To fulfill that directive, he visits underground rock shows where he fortuitously meets a musician whose effort to keep his metal dreams alive is as pertinent to the issues at hand as is his struggle to cope with the sudden death of his long-time partner. In this passage, The History of Concrete becomes a character study that recalls the “Finding Frances” finale of Nathan Fielder’s Nathan for You television series, catching the viewer off guard with its weird, off-kilter empathy.

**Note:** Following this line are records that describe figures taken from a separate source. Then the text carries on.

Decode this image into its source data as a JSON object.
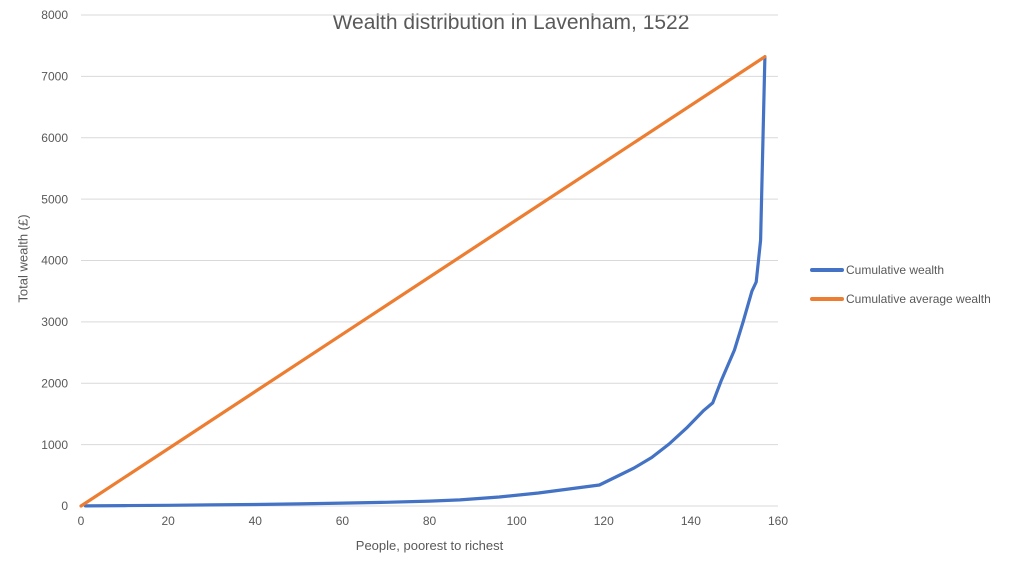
{
  "chart_data": {
    "type": "line",
    "title": "Wealth distribution in Lavenham, 1522",
    "xlabel": "People, poorest to richest",
    "ylabel": "Total wealth (£)",
    "xlim": [
      0,
      160
    ],
    "ylim": [
      0,
      8000
    ],
    "xticks": [
      0,
      20,
      40,
      60,
      80,
      100,
      120,
      140,
      160
    ],
    "yticks": [
      0,
      1000,
      2000,
      3000,
      4000,
      5000,
      6000,
      7000,
      8000
    ],
    "grid": "horizontal-only",
    "legend_position": "right",
    "colors": {
      "grid": "#D9D9D9",
      "axis_line": "#D9D9D9",
      "tick_label": "#595959",
      "title": "#595959",
      "axis_title": "#595959",
      "legend_text": "#595959",
      "background": "#FFFFFF"
    },
    "series": [
      {
        "name": "Cumulative wealth",
        "color": "#4472C4",
        "x": [
          1,
          10,
          20,
          30,
          40,
          50,
          60,
          70,
          80,
          87,
          96,
          105,
          112,
          119,
          123,
          127,
          131,
          135,
          139,
          143,
          145,
          147,
          150,
          152,
          154,
          155,
          156,
          157
        ],
        "y": [
          2,
          6,
          12,
          18,
          25,
          35,
          48,
          60,
          80,
          100,
          147,
          212,
          277,
          342,
          480,
          620,
          790,
          1010,
          1270,
          1560,
          1680,
          2050,
          2540,
          3000,
          3500,
          3650,
          4330,
          7320
        ]
      },
      {
        "name": "Cumulative average wealth",
        "color": "#ED7D31",
        "x": [
          0,
          157
        ],
        "y": [
          0,
          7320
        ]
      }
    ]
  }
}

Wilson mixes the heavy with the humorous, populating his film with all sorts of out-of-left-field jokes, whether it’s a shot of him figuratively “crushing” the heads of NYC Mayor Eric Adams and Governor Kathy Hochul with his fingers (à la The Kids in the Hall), or visiting a public pool where staffers explicate the different categories of poop that would cause them to shut down the facility.
The History of Concrete is profound and silly, and it’s the latter which propels the proceedings as they veer from city council votes to makeshift aquariums to a mind-blowingly bizarre business that fashions mementos out of the dead’s tattoos by touching up, and then mounting in picture frames, the patches of skin that boasted their ink artwork.
At approximately three times the length of an average How to With John Wilson installment, The History of Concrete occasionally loses a bit of steam. Nonetheless, Wilson has a knack for unforeseen tangents, quips, and puns—the best (and corniest) of which is him stating “you shudder to think” as he cuts to a montage of window shutters.
With his maiden cinematic venture, Wilson doesn’t break new ground so much as continue his idiosyncratic artistry on a larger scale. That’s more than enough, however, to make his doc one of this year’s Sundance Film Festival standouts, and to prove that moneymen should learn to stop worrying and unconditionally love the comedian.